THE ’NETTE EFFECT: Some things better left in the past
My vacationing friend Monica was headed back to New York and the must-have item for my two sisters is usually “blocks of magnesia”; that’s their chalky fix.
It’s a strange addiction that has befallen the Connell sisters. For some reason we seem unable to resist the allure of this pure white stuff and it is a taste that is hard to explain. Pressed for time, I found out that the scarce substance could be obtained from one of the “Indian shops”.
I immediately made my way to one. I reckoned I would have about 30 minutes to spare if I was “despatched” in quick time. I was amazed that once I set foot in the place, it was as though time had stood still. With one whiff I instantly recognised the cacophony of smells that included sugar, feed and Bajan sweets. The aromas drifted up my nostrils.
The narrow space between the counter and the entrance ran the length of the long counter from end to end. The space was at a premium. Light filtered through the openings up high but somehow the place remained dark. Since it was such a throwback to my childhood, it took me back to the days when the adults sent you “by Miss Zeffers shop” in Deacons for any of a number of things – rice, flour, pigtails.
The items were securely wrapped in that thick brown or grey biodegradable paper and tinned cans were recycled into cups, measuring cups or containers for storage.
The children had to wait while the adults were dealt with first. By the time you returned home you were accused of skylarking on the road. There were bouts of skylarking but not to the extent we were blamed for taking so long.

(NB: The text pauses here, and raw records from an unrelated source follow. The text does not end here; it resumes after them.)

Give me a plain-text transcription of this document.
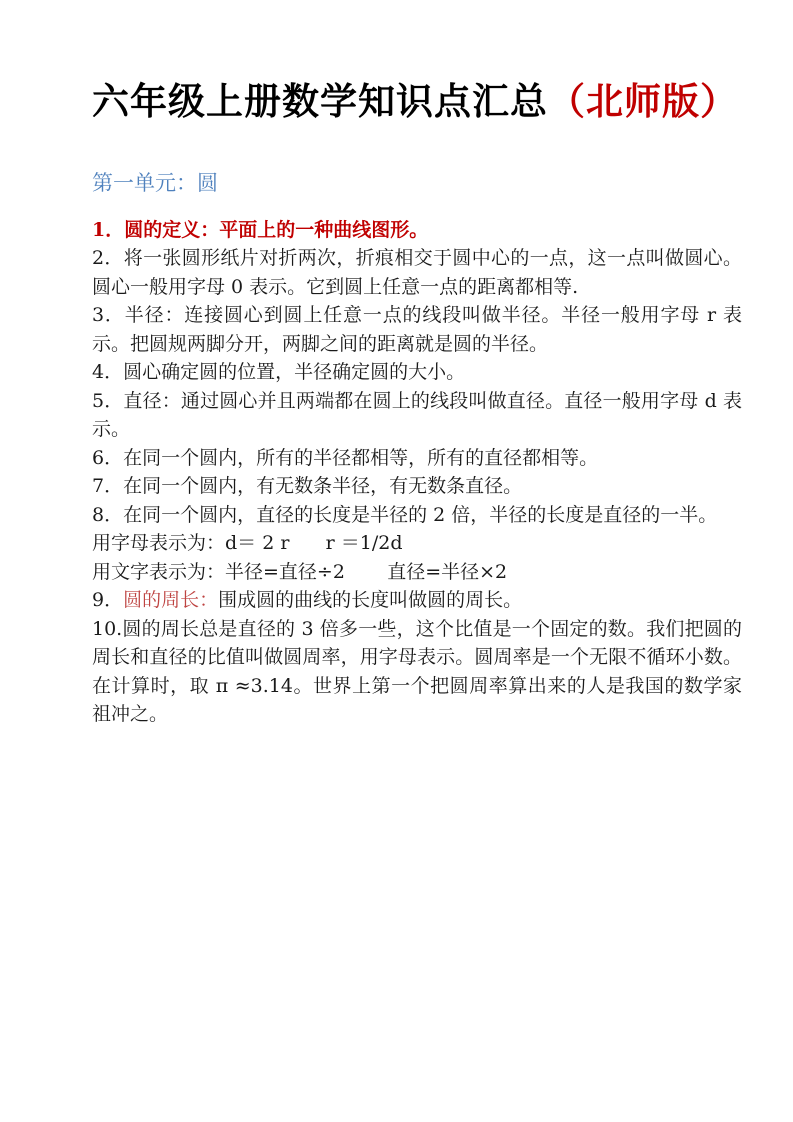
六年级上册数学知识点汇总（北师版）
第一单元：圆

1．圆的定义：平面上的一种曲线图形。

2．将一张圆形纸片对折两次，折痕相交于圆中心的一点，这一点叫做圆心。圆心一般用字母 0 表示。它到圆上任意一点的距离都相等.

3．半径：连接圆心到圆上任意一点的线段叫做半径。半径一般用字母 r 表示。把圆规两脚分开，两脚之间的距离就是圆的半径。

4．圆心确定圆的位置，半径确定圆的大小。

5．直径：通过圆心并且两端都在圆上的线段叫做直径。直径一般用字母 d 表示。

6．在同一个圆内，所有的半径都相等，所有的直径都相等。

7．在同一个圆内，有无数条半径，有无数条直径。

8．在同一个圆内，直径的长度是半径的 2 倍，半径的长度是直径的一半。

用字母表示为：d＝ 2 r      r ＝1/2d

用文字表示为：半径=直径÷2       直径=半径×2

9．圆的周长：围成圆的曲线的长度叫做圆的周长。

10.圆的周长总是直径的 3 倍多一些，这个比值是一个固定的数。我们把圆的周长和直径的比值叫做圆周率，用字母表示。圆周率是一个无限不循环小数。在计算时，取 π ≈3.14。世界上第一个把圆周率算出来的人是我国的数学家祖冲之。
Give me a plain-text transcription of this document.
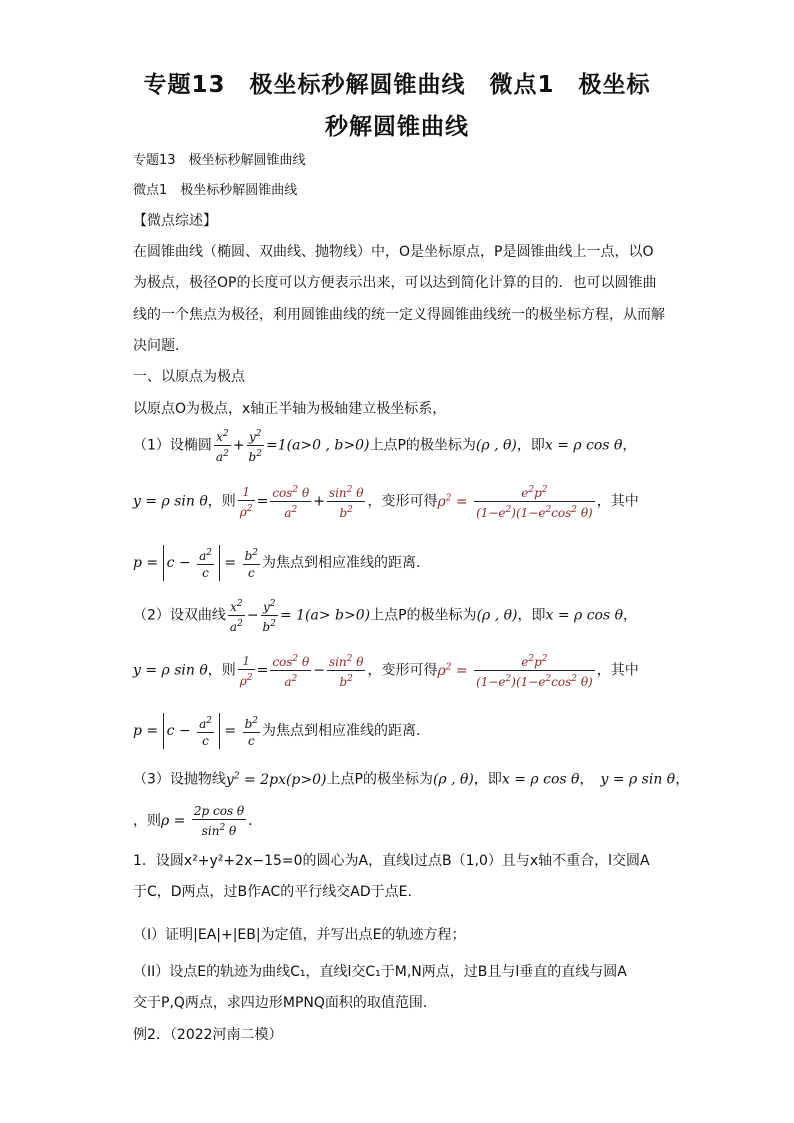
专题13　极坐标秒解圆锥曲线　微点1　极坐标
秒解圆锥曲线
专题13　极坐标秒解圆锥曲线
微点1　极坐标秒解圆锥曲线
【微点综述】
在圆锥曲线（椭圆、双曲线、抛物线）中，O是坐标原点，P是圆锥曲线上一点，以O
为极点，极径OP的长度可以方便表示出来，可以达到简化计算的目的．也可以圆锥曲
线的一个焦点为极径，利用圆锥曲线的统一定义得圆锥曲线统一的极坐标方程，从而解
决问题．
一、以原点为极点
以原点O为极点，x轴正半轴为极轴建立极坐标系，
（1）设椭圆 $\frac{x^2}{a^2} + \frac{y^2}{b^2} =1(a>0$ , b>0)上点P的极坐标为(ρ , θ)，即x = ρ cos θ，
y = ρ sin θ，则 $\frac{1}{\rho^2} = \frac{\cos^2 \theta}{a^2} + \frac{\sin^2 \theta}{b^2}$ ，变形可得$\rho^2 = \frac{e^2p^2}{(1-e^2)(1-e^2\cos^2 \theta)}$ ，其中
$p = c - \frac{a^2}{c} = \frac{b^2}{c}$ 为焦点到相应准线的距离．
（2）设双曲线 $\frac{x^2}{a^2} - \frac{y^2}{b^2} = 1(a> b>0)$上点P的极坐标为(ρ , θ)，即x = ρ cos θ，
y = ρ sin θ，则 $\frac{1}{\rho^2} = \frac{\cos^2 \theta}{a^2} - \frac{\sin^2 \theta}{b^2}$ ，变形可得$\rho^2 = \frac{e^2p^2}{(1-e^2)(1-e^2\cos^2 \theta)}$ ，其中
$p = c - \frac{a^2}{c} = \frac{b^2}{c}$ 为焦点到相应准线的距离．
（3）设抛物线$y^2 = 2px(p>0)$上点P的极坐标为(ρ , θ)，即x = ρ cos θ，　y = ρ sin θ，
，则$\rho = \frac{\text{2p cos θ}}{\sin^2 \theta}$ ．
1．设圆x²+y²+2x−15=0的圆心为A，直线l过点B（1,0）且与x轴不重合，l交圆A
于C，D两点，过B作AC的平行线交AD于点E.
（I）证明|EA|+|EB|为定值，并写出点E的轨迹方程；
（II）设点E的轨迹为曲线C₁，直线l交C₁于M,N两点，过B且与l垂直的直线与圆A
交于P,Q两点，求四边形MPNQ面积的取值范围.
例2．（2022河南二模）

I had time to reflect on all this because the shop attendant, a man of mature age and apparently of Indian descent, was painstakingly and methodically filling a list handed to him by a young man.
In between he would hand some old-timer a loose cigarette or mints without much disruption to his main task as these regulars plunked down exact change and retreated with their purchases. Depending on which side you stood, you could interrupt the attendant by calling for lottery tickets and he would oblige you.
Turning back to the young man standing there, he called out the items and I presumed was ticking them off with the pen in his hand. Fifteen minutes later I realised that waiting for my items and not knowing the price was going to take a while, plus there were three others ahead of me still to be dealt with. About five minutes later I decided to abandon the errand and collect my friend for the airport; my sisters would have to make do with the few blocks my mother had already secured.
For me some things are better left in the 1970s.
That brings me to another point of regression.
Moving around the island of late has become a most sickening thing.
The overflowing garbage containers in almost every district are disgusting and a potential health risk. The garbage mounds are so huge that they are easy target for wild dogs and other animals who drag them all over the place, further compounding the issue.
Excuses from authorities, like the stench from the festering garbage, are no longer tolerable. Whether householders/Barbadians have bad waste habits, or that it is the season for garbage or game cock bring game hen, the refuse needs collecting.
It is no longer sufficient for authorities to spew blame on why there is so much garbage remaining on the streets long after it has been put out.
We are supposed to have left this type of social problem back in the 70s; that, and water outages. There is no way that in the 21st century Barbadians should be crying out for an efficient garbage pick-up, not if you are a developing country.
How is it possible to sell the island as a tourist destination and not fulfil a basic service?
Those with oversight for this vital national service must see the dire need to rectify this near crisis situation post haste.